コラム

「小笠原ことば」だって貴重な文化遺産

2011年08月18日(木)14時35分

今週のコラムニスト:ダニエル・ロング

〔8月10・17日号掲載〕

 ユネスコ(国連教育科学文化機関)の世界自然遺産登録によって、「小笠原」という文字が頻繁にニュースに登場するようになった。とはいえ、そこは東京から1000㌔離れた東京都。180年以上前の江戸時代から続く多言語・多文化・多民族の歴史についてはあまり知られていない。

 私が小笠原に初めて行ったのは1997年。当時、大阪大学大学院で日本の方言を研究していたが、指導教官の徳川先生に「英語と日本語の両方が話せるロング君にしかできない研究があるよ」と教えていただいたのがきっかけだった。

 小笠原には、1830年代に島に住み着いた先祖の血を引く欧米系島民が暮らしている。人生の半分以上を日本で過ごした私は、複雑なアイデンティティーを持つ彼らに共感できるところがあった。しかし何よりも興味深かったのは、彼らが日常生活で用いている英語と日本語が混在する言語だった。

 それは本土に住んでいる私たち「外人」が行う言葉の混ぜ方、「We were really genki so we gambaru-ed(私たちはとてもゲンキだったのでガンバッタ)」のような適当なごちゃ混ぜではない。小笠原の欧米系島民は「Meら(われわれ)はEnglishとJapaneseをmixしているだけだじゃ」と控えめな言い方をするが、実際に外人が使うごちゃ混ぜ文を聞かせると「そんな言い方sounds funnyよ(おかしいよ)」と教えてくれる。本人たちの意識と裏腹に、その混ぜ方には間違いなく「言語」としての規則性が存在するのだ。

生態系を形成する「ことの葉」

 消滅の危機にあるとユネスコに認められた「日本列島の8言語」をご存じだろうか? 沖縄県の与那国語、八重山語、宮古語、沖縄語、国頭語、鹿児島県の奄美語、東京都八丈島の八丈語、北海道のアイヌ語だ。私は東京都小笠原諸島の「混合言語」も、そうした言語の1つに数えられるべきだと思っている。
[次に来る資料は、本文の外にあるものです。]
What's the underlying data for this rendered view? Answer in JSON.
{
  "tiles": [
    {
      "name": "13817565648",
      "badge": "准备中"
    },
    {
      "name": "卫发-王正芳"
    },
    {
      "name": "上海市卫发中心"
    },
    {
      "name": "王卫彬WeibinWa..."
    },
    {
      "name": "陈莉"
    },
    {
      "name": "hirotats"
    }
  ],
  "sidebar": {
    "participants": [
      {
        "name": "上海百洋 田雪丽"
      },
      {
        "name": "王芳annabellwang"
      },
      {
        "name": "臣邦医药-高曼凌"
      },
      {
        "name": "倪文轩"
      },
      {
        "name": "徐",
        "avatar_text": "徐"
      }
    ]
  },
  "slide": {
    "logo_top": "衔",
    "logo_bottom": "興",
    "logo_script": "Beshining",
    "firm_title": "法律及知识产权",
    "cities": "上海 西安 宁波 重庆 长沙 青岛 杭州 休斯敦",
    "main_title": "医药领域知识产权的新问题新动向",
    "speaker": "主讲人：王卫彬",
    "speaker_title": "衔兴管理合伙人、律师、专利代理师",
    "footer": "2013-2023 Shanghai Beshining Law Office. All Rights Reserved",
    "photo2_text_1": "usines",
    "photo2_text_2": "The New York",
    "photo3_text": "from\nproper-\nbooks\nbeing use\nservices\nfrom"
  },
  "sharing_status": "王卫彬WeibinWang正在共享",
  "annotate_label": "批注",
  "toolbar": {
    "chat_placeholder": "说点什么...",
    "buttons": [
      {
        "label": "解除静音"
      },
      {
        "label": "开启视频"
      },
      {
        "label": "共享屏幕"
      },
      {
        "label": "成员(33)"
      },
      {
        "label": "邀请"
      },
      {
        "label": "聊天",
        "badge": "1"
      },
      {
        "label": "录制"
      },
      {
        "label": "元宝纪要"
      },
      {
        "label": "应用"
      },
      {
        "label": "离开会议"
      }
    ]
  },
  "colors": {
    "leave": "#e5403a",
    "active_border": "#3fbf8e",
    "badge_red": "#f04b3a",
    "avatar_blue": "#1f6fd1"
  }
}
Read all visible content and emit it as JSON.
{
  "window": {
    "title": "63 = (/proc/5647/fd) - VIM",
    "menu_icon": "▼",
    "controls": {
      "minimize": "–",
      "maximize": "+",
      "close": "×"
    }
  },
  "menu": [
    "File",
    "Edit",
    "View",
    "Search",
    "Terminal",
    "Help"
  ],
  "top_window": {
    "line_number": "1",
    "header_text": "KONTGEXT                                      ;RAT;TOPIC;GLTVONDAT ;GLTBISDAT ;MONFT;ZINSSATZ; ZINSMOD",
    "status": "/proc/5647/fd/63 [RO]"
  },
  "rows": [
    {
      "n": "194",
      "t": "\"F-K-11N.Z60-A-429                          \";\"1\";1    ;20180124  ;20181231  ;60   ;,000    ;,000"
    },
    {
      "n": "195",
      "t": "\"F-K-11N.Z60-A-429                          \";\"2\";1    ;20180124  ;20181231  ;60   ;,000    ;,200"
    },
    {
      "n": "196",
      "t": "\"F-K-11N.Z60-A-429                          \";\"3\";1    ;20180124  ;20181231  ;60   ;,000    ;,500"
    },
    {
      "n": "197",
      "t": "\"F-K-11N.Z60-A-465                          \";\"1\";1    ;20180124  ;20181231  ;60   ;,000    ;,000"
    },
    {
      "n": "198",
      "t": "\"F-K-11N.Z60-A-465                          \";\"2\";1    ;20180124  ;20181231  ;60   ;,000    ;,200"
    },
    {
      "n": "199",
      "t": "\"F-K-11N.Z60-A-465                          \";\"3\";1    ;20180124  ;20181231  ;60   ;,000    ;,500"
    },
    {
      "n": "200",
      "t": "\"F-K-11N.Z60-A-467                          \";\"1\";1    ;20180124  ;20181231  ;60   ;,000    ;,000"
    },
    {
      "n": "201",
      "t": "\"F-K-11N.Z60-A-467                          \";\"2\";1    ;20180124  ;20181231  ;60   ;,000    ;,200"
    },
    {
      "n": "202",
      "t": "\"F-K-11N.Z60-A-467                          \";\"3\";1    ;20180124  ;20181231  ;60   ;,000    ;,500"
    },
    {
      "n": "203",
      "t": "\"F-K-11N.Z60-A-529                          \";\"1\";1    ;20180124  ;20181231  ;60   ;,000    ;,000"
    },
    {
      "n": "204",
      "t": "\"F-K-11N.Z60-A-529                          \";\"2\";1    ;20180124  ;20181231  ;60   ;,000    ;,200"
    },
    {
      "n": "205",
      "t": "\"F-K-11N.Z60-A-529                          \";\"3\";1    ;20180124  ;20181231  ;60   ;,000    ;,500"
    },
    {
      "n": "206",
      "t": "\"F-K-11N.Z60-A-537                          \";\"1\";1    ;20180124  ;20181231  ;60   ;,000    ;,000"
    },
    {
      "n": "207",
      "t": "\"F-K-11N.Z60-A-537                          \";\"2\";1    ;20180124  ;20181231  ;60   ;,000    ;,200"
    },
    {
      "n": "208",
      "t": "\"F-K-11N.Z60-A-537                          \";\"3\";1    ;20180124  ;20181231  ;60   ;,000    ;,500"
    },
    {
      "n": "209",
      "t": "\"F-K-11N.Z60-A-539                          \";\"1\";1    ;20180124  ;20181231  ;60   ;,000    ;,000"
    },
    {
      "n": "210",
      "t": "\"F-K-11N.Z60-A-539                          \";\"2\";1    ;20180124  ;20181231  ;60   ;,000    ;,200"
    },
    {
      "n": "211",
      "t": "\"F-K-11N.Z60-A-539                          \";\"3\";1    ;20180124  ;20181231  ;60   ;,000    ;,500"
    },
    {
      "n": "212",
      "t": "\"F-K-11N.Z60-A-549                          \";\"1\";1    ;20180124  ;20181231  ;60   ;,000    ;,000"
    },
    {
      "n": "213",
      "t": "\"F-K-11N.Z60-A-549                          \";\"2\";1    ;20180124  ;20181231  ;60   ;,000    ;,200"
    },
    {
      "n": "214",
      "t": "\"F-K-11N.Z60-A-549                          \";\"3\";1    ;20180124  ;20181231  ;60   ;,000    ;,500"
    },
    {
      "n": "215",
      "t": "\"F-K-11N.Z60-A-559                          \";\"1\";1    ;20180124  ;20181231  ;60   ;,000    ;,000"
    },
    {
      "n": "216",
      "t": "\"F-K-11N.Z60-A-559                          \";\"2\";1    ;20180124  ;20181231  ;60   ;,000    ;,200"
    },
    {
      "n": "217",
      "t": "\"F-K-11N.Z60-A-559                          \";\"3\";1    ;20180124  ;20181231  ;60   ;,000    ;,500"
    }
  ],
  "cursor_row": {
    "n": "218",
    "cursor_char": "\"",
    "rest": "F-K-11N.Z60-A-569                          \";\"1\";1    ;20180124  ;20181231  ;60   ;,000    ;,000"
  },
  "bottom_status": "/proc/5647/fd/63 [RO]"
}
 小笠原が自然遺産に登録されたのは、独特な動植物が島にたどり着いたためではなく、島にたどり着いたものがそこで独自の生態系を形成したため。この生態系には、「ことの葉」というもう1つの「植物」も含まれていると言ってよい。小笠原ことばは太平洋の他の島々で形成されたピジンやクレオールなど単純化された接触言語とは種類が違い、言語と言語が単純化せずに絡み合う形で独自の発達を遂げているからだ。

 八丈語や英語などが小笠原に運ばれ、さまざまな変化と進化を繰り返した。例えばある黄色い木は西洋系の先住移民から英語でyellow woodと呼ばれていた。ところが明治時代に入って来た日本人はこの英語を「聞き取った音」のまま覚えたため、小笠原の固有種であるこの木の標準和名は「ヤロード」となっている。

 独特な言語文化のルーツは英語と日本語だけでなく、太平洋諸島からの先住移民が運んできた単語にも多く見られる。例えば小笠原高校の学園祭の名称に現れるビーデビーデ(ムニンデイゴの木)や島名物のピーマカ(酢漬けの薄切り魚)、「セックス」を意味するモエモエはいずれもハワイ語起源。このほかにも、アラヒー(ノコギリダイ)やウーフー(ブダイ)、ヌクモメ(シマアジ)、プヒ(ウツボ)などがそうだ。

 今後、小笠原の自然は世界遺産として保護されることになる。しかし残念ながら、こうした小笠原ことば、貴重な言語遺産が若い人たちの間で消えつつある現状には誰も危機感を抱いていないようだ。

 しかし安穏としてはいられない。豊かな自然だけでなく、そこに根付いた文化や歴史にも目を向けてほしい。18を超える言語を話す民族が共に生活し、独特な融合型文化をつくり上げてきた小笠原は、これから日本が向かうであろう多文化共生社会のモデルでもあるのだから。